Zoom and different “stay-at-home” shares are being put down within the constructive vaccine information

Eric Yuan, CEO of Zoom, speaks ahead of the Nasdaq opening ceremony on April 18, 2019 in New York.

I have Betancur | Getty Images

Zoom Video shares fell sharply on Monday morning as names benefiting from people staying home due to the coronavirus pandemic lost appeal after positive coronavirus vaccine data was released.

Zoom Video traded more than 15% lower in the pre-market. The other “stay-at-home” stocks, Amazon and Netflix, fell 3.4% and 5.4%, respectively. Teladoc Health was down 6.4% and Shopify was down 5.1%.
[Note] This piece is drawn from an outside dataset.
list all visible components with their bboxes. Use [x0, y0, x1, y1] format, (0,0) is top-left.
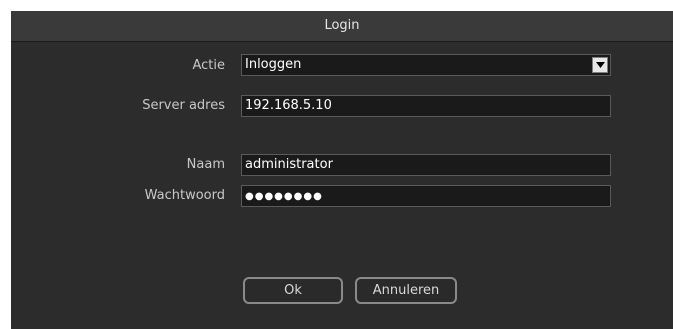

Those losses came after Pfizer and BioNTech reported that their late-stage coronavirus vaccine candidate had a 90% effectiveness rate in preventing infection. The scientists were hoping for a vaccine that was at least 75% effective. White House coronavirus advisor Dr. Anthony Fauci had said a vaccine with either 50% or 60% effectiveness would be acceptable.

“I think we can see light at the end of the tunnel,” said Dr. Albert Bourla, Chairman and CEO of Pfizer, told CNBC’s Meg Tirrell about Squawk Box.

Traders had amassed in stocks like Zoom, Amazon, Netflix, Teladoc, and Shopify this year as the pandemic raged and prevented most people from leaving their homes.

Zoom Video is up 635% since the start of the year. Amazon and Netflix rose 79.2% and 59.1%, respectively, in 2020. Teladoc is up 146.2% this year and Shopify is up 162.8%.

On Monday, however, investors seemed to be turning from those lofty names to companies that would benefit from the reopening of the economy.

Bank of America gained 8% in the pre-market. JPMorgan Chase was up 7.2%. The cruise company Carnival Corp. and Norwegian Cruise Line together with Royal Caribbean grew by more than 20%. American Airlines, meanwhile, gained more than 22%.